The baby and Javier—though that is surely not his name—haven’t been on the bus for almost a month. The flu, I thought at first, in its heyday season. Then I envisioned a long vacation, the baby’s first flight. But I am coming to believe in a more permanent, mundane reason for their disappearance. The dad goes to work at a different hour now. The baby attends another daycare. They have a new car, with the radio on, heat flowing from the vent, and the baby in his car seat, flapping his arms for no one to see. 

The chatty people on the bus confer with each other over weariness and weather. Spring is on its way, they agree. Yup, winter is out like a bad dream. The bus driver says “So long, big guy” to the kid who seems barely old enough to ride the bus alone, with his Batman backpack and his Spiderman shoes kicking the air above the floor. My mom calls to crow about Audrey’s pregnancy; to plan a baby shower; to assure me it’s okay that Audrey’s going to have a baby first even though she’s the younger sister, because my turn will come, she just knows it. Audrey tells me that she is throwing up, she is showing, she is considering cloth diapers, she is priming the chickens for the arrival of their human sibling. I let them do the talking; I ask the solicitous questions a loving daughter and sister is supposed to ask.

But some mornings, looking out the bus window at the proud tulips popping up out of the earth, I pretend that I am the one among us who can’t stand babies. Ignorant thumbsuckers, uncivilized droolers, toothless malcontents.
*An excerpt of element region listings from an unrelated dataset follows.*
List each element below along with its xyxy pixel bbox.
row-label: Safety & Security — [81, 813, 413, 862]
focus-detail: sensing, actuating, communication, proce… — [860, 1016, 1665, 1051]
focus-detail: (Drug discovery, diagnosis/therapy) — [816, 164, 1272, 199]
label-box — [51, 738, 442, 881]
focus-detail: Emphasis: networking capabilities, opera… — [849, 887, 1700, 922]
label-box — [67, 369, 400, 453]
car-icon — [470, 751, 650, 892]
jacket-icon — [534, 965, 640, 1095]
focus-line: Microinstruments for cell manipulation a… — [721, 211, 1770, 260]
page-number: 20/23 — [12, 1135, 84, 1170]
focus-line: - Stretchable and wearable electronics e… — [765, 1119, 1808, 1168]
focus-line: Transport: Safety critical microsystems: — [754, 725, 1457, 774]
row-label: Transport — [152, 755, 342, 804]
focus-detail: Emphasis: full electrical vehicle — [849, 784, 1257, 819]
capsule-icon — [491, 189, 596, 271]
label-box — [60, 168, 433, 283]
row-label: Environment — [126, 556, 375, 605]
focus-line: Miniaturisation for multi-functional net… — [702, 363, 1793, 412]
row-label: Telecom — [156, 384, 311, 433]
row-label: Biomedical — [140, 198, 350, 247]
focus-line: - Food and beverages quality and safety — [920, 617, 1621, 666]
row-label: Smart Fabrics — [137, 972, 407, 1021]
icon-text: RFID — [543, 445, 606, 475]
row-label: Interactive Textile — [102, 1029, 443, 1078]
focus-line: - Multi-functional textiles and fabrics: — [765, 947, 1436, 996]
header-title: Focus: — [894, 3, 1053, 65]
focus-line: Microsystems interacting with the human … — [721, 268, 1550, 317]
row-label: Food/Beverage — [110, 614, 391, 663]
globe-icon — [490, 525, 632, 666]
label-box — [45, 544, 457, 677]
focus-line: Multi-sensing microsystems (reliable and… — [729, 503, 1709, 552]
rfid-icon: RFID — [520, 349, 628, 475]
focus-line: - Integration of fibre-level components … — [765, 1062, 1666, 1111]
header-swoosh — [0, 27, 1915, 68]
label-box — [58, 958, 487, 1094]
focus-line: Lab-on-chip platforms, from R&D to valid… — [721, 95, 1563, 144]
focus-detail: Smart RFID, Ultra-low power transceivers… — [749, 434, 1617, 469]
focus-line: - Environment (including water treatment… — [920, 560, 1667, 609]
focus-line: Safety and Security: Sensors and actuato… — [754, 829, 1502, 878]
That new baby smell mothers swoon over—it’s just their own soured milk. The soft, creamy skin—see how puckered and red it gets when the baby screams. To take care of a baby, you have to become accustomed to the constant sound of unhappiness; to spit-up and yellow poop; to long hours of doing nothing that requires your mental acuity, your wit, your carefully cultivated self. You will be so very tired. Once a baby is born, she will seem to expand ten times in size with her relentless needs and wants. She will care about you only in relation to herself, will claim residence in your arms and lock eyes as if to never let you go; and then, when the delicate fringe of her eyelashes finally comes to rest, you will be stuck awake, unable to turn away.